I hardly have to comment on the merits of Marcel Proust´s "In Search of Lost Time" (or "Remembrance of Things Past" depending on the translation; Sw. "På spaning efter den tid som flytt") - countless books have been written on the subject, hundreds of academics have made a career of analysing the 3000 or so pages of this mega-novel. I´m not sure I know anyone who has read it in its entirety, most people are probably happy to get through the first part, "Swann´s Way". Personally, I got to about page 158. That´s when I realized I had effectively stopped, that I was seriously procrastinating my reading - a very strange experience for me.
Yes, I had developed a strong sense of unease about the whole thing, almost a kind of claustrophobia that made me either just shut down (and go to sleep) or want to open the window and howl.

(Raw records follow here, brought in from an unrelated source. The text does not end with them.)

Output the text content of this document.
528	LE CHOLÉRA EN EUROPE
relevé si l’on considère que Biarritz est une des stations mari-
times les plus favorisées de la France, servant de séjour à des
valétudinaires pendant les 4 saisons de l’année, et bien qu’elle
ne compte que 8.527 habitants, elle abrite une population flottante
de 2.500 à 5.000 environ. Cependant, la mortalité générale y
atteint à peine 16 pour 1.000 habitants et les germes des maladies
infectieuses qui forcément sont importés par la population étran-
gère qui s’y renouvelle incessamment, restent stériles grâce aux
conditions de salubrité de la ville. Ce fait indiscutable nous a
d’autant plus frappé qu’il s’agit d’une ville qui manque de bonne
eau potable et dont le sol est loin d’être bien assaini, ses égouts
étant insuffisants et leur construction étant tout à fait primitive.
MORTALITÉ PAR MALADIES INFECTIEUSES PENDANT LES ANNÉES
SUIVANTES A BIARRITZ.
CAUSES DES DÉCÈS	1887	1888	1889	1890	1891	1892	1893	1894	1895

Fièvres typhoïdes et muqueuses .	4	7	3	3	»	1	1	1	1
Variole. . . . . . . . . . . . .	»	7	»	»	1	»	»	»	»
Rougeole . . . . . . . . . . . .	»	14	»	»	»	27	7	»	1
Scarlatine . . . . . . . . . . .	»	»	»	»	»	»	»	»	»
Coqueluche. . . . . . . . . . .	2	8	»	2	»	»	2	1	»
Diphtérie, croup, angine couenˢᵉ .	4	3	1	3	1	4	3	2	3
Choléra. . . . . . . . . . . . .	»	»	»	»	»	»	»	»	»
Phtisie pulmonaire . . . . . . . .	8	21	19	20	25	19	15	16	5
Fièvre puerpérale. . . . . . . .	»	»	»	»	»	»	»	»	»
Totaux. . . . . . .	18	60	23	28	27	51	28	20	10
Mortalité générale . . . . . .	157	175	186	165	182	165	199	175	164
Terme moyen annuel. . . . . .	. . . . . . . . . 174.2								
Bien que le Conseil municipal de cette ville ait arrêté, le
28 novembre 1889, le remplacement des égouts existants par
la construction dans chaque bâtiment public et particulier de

I reached for support in the form of Olof Lagercrantz, my old favourite literary critic, who has written a whole book about his reading of Proust ("Att läsa Proust", 1992). It was a joy to read, as everything by him: he clearly and concisely laid out the main points of the novel - as he saw it, of course, his interpretation is his own. I realized this: to "get" Proust, I need to read all of it. I must also read a few biographies about him. This will probably take a decade of my life, if not more considering the pace I am keeping. Lagercrantz himself didn´t get to it until he was old and retired. Also, now having read Lagercrantz and knowing a bit more about the story, I am even less inclined to pursue the reading. The language is lovely, but pretty sentences is not enough for me.
Well, I have a very active imagination. I like to "nest" within a story as I read it. To be frank, I found this beautiful, skilful, impressive, and very, very dull. I am not qualified to comment on anything beyond my own experience and there you have it. For a few days, I tried to convince myself that I might "save" it for my old age, but honestly, I will never go near it again. I will always have something better to do than reading Proust, even if it is just looking out the window, like his Aunt Leonie.